The below program compiles without any error and prints values as expected.

However, dumps core. I could do this without dumping core on a int *i, however, int **i is giving a core dump.

I would much appreciate if anyone could provide their views on dynamic allocation of such arrays.

The same thing on a char with same sizeof(int) works without a core dump.

Thanks
Nethaji

Code:

#include <stdio.h>
#include <malloc.h>
int main()
{
 int **i, j, k;
 i = calloc(10, sizeof(int));

 for(j = 0; j < 10; j++)
   {
    i[j] = calloc(30, sizeof(int));
   }

 for(j = 0; j < 10; j++)
   {
    for(k = 0; k < 30; k++)
      {
printf("%d == ", k);
       i[j][k] = (k + 10);
printf("%d\n", i[j][k]);
      }
   }

 /*Free memory:*/
 for(j = 0; j < 10; j++)
   {
    free(i[j]);
   }
 free(i);
}

Dear GReaper and Salem,

Thank you both for your views.

Salem, I tried your sizeof(int*) statement and the program does not dump core now.

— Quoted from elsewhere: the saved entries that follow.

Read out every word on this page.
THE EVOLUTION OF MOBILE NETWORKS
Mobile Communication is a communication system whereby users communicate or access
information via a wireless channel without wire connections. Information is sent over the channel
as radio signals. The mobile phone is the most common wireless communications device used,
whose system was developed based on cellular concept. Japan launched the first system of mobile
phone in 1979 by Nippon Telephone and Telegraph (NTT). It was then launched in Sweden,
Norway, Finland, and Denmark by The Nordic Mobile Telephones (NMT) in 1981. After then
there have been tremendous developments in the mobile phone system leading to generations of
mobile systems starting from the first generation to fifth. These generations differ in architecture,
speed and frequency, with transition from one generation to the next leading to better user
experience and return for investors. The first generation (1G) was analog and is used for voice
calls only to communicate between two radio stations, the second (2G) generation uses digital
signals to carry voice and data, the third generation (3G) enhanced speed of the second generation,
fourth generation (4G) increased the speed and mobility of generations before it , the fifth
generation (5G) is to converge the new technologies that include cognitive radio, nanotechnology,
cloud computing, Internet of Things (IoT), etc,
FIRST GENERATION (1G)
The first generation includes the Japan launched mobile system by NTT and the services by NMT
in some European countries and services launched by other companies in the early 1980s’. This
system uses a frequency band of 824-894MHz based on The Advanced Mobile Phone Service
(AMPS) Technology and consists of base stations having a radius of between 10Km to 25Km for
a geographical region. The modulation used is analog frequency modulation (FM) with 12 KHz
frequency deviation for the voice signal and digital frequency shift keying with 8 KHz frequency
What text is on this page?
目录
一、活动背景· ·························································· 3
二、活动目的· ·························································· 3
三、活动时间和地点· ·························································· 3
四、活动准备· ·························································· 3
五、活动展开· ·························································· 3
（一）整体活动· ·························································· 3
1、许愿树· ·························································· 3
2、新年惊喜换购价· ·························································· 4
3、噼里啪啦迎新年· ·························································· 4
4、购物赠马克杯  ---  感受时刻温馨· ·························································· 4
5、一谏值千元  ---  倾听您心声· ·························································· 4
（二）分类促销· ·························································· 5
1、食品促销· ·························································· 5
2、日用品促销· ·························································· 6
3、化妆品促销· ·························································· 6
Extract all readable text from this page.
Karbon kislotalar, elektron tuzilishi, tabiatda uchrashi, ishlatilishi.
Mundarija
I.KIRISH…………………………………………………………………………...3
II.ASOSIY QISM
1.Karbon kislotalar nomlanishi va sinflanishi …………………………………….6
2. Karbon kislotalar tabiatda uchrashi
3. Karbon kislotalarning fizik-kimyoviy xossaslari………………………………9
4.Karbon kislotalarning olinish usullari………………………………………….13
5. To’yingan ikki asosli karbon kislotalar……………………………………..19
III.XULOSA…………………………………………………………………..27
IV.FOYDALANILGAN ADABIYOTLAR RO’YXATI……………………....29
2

Everything is fine.

Could you please explain what difference it makes in the allocation of memory.

Example:
int *i; is fine with sizeof(int)
while int **i; is fine with sizeof(int*)

The reason is my search to find the answer returned that the difference is sizeof(int) is 4 bytes while sizeof(int*) is 8 bytes.

Why does a simple int needs 8 bytes of memory to store in a double pointer for each of the pointers?

Your time is much appreciated.

Many thanks
Nethaji

Dear GReaper and Salem,

Just an update. The sizeof(int*) is needed only for the allocation call on line number 6, but not for the line 10. However, having sizeof(int*) for line 6 and 10 does not harm the output.

Thank you very much for the explanation Salem.
Best regards
Nethaji